Salmon's wrongful conviction, in which she was nearly tortured and burned at the stake for a crime she did not commit, became a symbol of the harsh criminal justice system of the ancien régime. Despite calls to meaningfully reform this system, many reforms prior to the French Revolution were "mostly symbolically charged measures... that cost little, politically, but looked good."

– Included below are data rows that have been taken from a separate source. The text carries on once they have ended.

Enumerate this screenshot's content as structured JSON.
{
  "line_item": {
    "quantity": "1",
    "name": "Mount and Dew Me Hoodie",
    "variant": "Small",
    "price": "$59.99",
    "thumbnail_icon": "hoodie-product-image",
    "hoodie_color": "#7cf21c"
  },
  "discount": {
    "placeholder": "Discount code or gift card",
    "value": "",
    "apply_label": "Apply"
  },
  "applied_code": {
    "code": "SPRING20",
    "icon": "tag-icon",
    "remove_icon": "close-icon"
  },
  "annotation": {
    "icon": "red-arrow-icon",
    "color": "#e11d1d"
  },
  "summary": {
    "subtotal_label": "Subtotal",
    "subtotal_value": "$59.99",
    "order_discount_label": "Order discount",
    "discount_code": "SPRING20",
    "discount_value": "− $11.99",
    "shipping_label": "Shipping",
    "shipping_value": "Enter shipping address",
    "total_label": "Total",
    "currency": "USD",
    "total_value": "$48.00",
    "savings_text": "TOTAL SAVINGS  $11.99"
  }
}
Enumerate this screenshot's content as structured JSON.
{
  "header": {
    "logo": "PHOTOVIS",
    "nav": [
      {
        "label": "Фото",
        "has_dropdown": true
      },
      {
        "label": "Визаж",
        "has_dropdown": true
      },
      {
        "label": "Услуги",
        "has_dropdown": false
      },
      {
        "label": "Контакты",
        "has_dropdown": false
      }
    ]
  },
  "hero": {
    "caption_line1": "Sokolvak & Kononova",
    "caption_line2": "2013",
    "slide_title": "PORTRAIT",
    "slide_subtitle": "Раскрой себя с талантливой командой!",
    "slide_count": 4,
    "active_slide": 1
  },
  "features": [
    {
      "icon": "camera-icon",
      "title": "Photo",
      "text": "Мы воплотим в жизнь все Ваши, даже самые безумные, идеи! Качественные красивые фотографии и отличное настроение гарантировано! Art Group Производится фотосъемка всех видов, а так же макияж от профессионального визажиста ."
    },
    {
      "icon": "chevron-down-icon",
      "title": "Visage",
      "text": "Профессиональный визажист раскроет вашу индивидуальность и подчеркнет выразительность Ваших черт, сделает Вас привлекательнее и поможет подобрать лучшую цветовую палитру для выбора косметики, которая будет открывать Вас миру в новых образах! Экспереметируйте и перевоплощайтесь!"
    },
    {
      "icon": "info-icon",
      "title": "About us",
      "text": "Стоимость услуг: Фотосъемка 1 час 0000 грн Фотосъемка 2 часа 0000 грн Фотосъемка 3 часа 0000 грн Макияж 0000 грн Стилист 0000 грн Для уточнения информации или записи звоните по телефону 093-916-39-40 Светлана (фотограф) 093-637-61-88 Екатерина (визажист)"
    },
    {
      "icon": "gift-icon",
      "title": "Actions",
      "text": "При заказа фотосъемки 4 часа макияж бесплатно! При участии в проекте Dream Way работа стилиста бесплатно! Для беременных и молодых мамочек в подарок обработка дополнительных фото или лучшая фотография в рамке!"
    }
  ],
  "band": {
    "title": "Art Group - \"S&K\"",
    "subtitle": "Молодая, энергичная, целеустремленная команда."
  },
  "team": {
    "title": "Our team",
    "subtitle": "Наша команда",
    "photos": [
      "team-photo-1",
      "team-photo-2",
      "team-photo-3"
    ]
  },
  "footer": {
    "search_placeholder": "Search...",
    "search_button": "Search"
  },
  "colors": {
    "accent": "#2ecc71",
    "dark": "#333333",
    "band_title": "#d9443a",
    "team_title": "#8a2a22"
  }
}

One allegorical engraving by the artists Jean Marie Mixelle and Sergent-Marceau dated 4 May 1789 shows the statesman Jacques Necker in a procession of citizens from all corners of French society, celebrating the death of the "Lord of Abuses" and carrying a coffin with symbols of each of the three estates on top. Leading the procession are famous victims of injustice, identified by their names written on their backs. Salmon is identifiable by "M. F. Salmon" written on her back, and she is drawn walking beside Jean Calas, who was tortured and broken on the wheel in 1762. Necker had abolished the practice of torturing the accused for confessions in 1780. The practice of torturing the convicted for the names of accomplices, which would have been Salmon's fate were it not for the intervention of her lawyers, was abolished in 1788.

Mixelle and Sergent-Marceau's engraving is dated the day before the last Estates General of the Kingdom of France was called on 5 May 1789. At the conclusion of the final Estates General of 1789, the National Assembly was formed, and the French Revolution began.